Después de convencerse de sentirse mejor, con la intención de reconciliarse con él, todo lo que obtuvo fue su negativa a verla, su afirmación de que “está solo ahora”.
Scarlett ahora solo se arrepentía de no haber empujado a Julian Ford por las escaleras aquella noche.
Aunque, ahora tampoco es demasiado tarde.
Tomó su teléfono, encontró su WhatsApp y sin dudarlo lo bloqueó y eliminó en el acto.
Mensaje en una botella —lo verá ahora.
En cuanto al tipo que acababa de ser bloqueado, después de separarse de Ethan Ford, pensó por un momento, redactó un mensaje básicamente diciendo que la relación de su familia con Ethan Ford era sensible y que desconfiaba de ese tío.
En la parte superior del hilo de chat, el contacto estaba guardado como:
«La Más Linda del Mundo».
Por supuesto, Julian nunca habría puesto un apodo tan tonto él mismo.
Durante aquel viaje a Ciudad Puerto Nube, cuando ella le había sacado a la fuerza su contraseña del teléfono, lo había cambiado en secreto.
Julian presionó enviar después de escribir el mensaje.
Y, por primera vez, recibió una marca roja de exclamación por su esfuerzo.
Nadie, en el pasado, presente o futuro, excepto Scarlett, se atrevería a hacerle eso a Julian Ford.
Pero ahora mismo, «La Más Linda del Mundo» lo había bloqueado.
Su pulso se congeló en la pantalla, la cara de Julian se tensó un poco, y llamó a Aaron Carson para que trajera a Scarlett.
Aaron hizo una pausa.
—Presidente Ford, ¿es esto por trabajo?
Julian levantó los párpados, mirándolo, su tono frío pero contundente:
—¿Me estás cuestionando?
—Scarlett quería verte esta mañana por un asunto de trabajo.
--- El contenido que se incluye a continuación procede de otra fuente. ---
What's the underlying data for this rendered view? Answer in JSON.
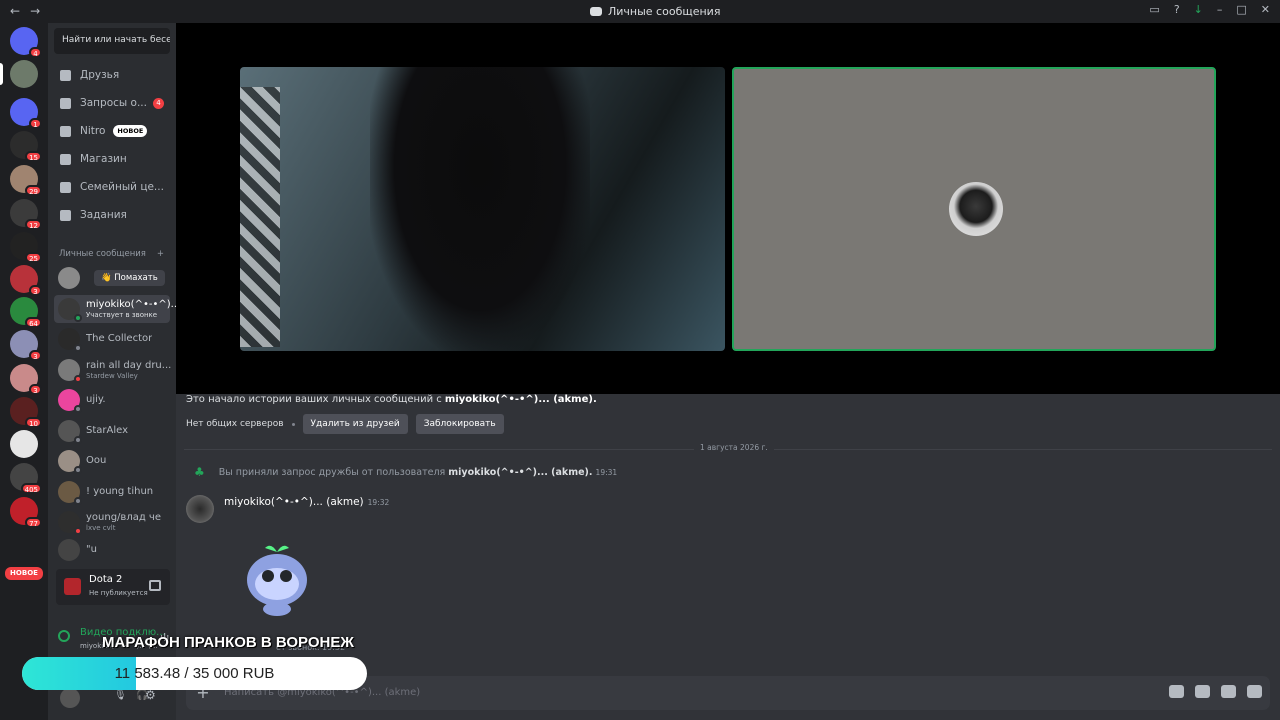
{
  "window": {
    "title": "Личные сообщения"
  },
  "search": {
    "placeholder": "Найти или начать бесе..."
  },
  "nav_items": [
    {
      "label": "Друзья",
      "icon": "friends-icon"
    },
    {
      "label": "Запросы о...",
      "icon": "mail-icon",
      "count": "4"
    },
    {
      "label": "Nitro",
      "icon": "nitro-icon",
      "badge": "НОВОЕ"
    },
    {
      "label": "Магазин",
      "icon": "shop-icon"
    },
    {
      "label": "Семейный це...",
      "icon": "family-icon"
    },
    {
      "label": "Задания",
      "icon": "quests-icon"
    }
  ],
  "dm_section": {
    "title": "Личные сообщения",
    "add": "+"
  },
  "wave_button": "👋 Помахать",
  "dms": [
    {
      "name": "miyokiko(^•-•^)...",
      "sub": "Участвует в звонке"
    },
    {
      "name": "The Collector",
      "sub": ""
    },
    {
      "name": "rain all day dru...",
      "sub": "Stardew Valley"
    },
    {
      "name": "ujiy.",
      "sub": ""
    },
    {
      "name": "StarAlex",
      "sub": ""
    },
    {
      "name": "Oou",
      "sub": ""
    },
    {
      "name": "! young tihun",
      "sub": ""
    },
    {
      "name": "young/влад че",
      "sub": "lxve cvlt"
    },
    {
      "name": "\"u",
      "sub": ""
    }
  ],
  "server_badges": [
    "4",
    "",
    "1",
    "15",
    "29",
    "12",
    "25",
    "3",
    "64",
    "3",
    "3",
    "10",
    "",
    "405",
    "77"
  ],
  "new_badge": "НОВОЕ",
  "game": {
    "name": "Dota 2",
    "status": "Не публикуется"
  },
  "voice": {
    "status": "Видео подклю...",
    "channel": "miyokiko(^•-•^)... (..."
  },
  "donation": {
    "title": "МАРАФОН ПРАНКОВ В ВОРОНЕЖ",
    "progress_text": "11 583.48 / 35 000 RUB",
    "progress_fraction": 0.331
  },
  "chat": {
    "intro_text": "Это начало истории ваших личных сообщений с ",
    "intro_name": "miyokiko(^•-•^)... (akme).",
    "no_servers": "Нет общих серверов",
    "remove_friend": "Удалить из друзей",
    "block": "Заблокировать",
    "date_divider": "1 августа 2026 г.",
    "system_text": "Вы приняли запрос дружбы от пользователя ",
    "system_name": "miyokiko(^•-•^)... (akme).",
    "system_time": "19:31",
    "author": "miyokiko(^•-•^)... (akme)",
    "message_time": "19:32",
    "call_text": "ет звонок. 19:32",
    "composer_placeholder": "Написать @miyokiko(^•-•^)... (akme)"
  },
  "colors": {
    "accent_green": "#23a55a",
    "badge_red": "#f23f43",
    "progress_fill": "#2ee6d6"
  }
}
Te negaste. Parecía… bastante molesta.
Aaron recordó esa mirada perdida en el rostro de Scarlett.
Se había acostumbrado tanto a bromear con Scarlett que casi olvidó lo desigual que era realmente la dinámica entre ella y Julian Ford.
Para alguien en la posición de Julian, ignorar a Scarlett era sencillo; pero incluso si Scarlett no quisiera verlo, si Julian lo deseaba, siempre podría usar el trabajo para obligarla a presentarse ante él.
Bastante injusto para Scarlett.
Aaron tenía mucho que decir, pero no se atrevía a soltar ni una palabra, simplemente tenía que hacer lo que le decían.
Excepto que fue Skyler Miller quien apareció en la oficina de Julian.
—A Scarlett le surgió trabajo y no pudo venir. Presidente Ford, ¿hay algo que necesite?
Skyler no tenía idea de que Julian quería ver a su novia.
Le pareció extraño que el Presidente Ford pasara por encima de ella y pidiera directamente a Scarlett.
Julian miró a Skyler, inescrutable.
Al final, solo preguntó sobre algunas actualizaciones de sus nuevas empresas asociadas.
Skyler salió de la oficina del presidente, desconcertada.
¿No habían repasado todos esos datos en la última reunión? ¿El Presidente Ford, olvidadizo? ¿Y quería que Scarlett lo informara en persona?
Extraño.
Pero, extraño o no, todo el departamento de inversiones estaba trabajando como perros últimamente. Como jefa del departamento, a menos que fuera urgente, Skyler generalmente predicaba con el ejemplo. Realmente no tenía tiempo para analizar las intenciones de su jefe.
Los jefes siendo caprichosos no es nada nuevo de todos modos.
Para cuando la luna estaba alta, las luces de la oficina en inversiones seguían encendidas.
Skyler salió de su oficina, preparándose para pedir comida para llevar para todo el personal que hacía horas extra, cuando por el rabillo del ojo vio a Julian Ford entrando por las puertas principales.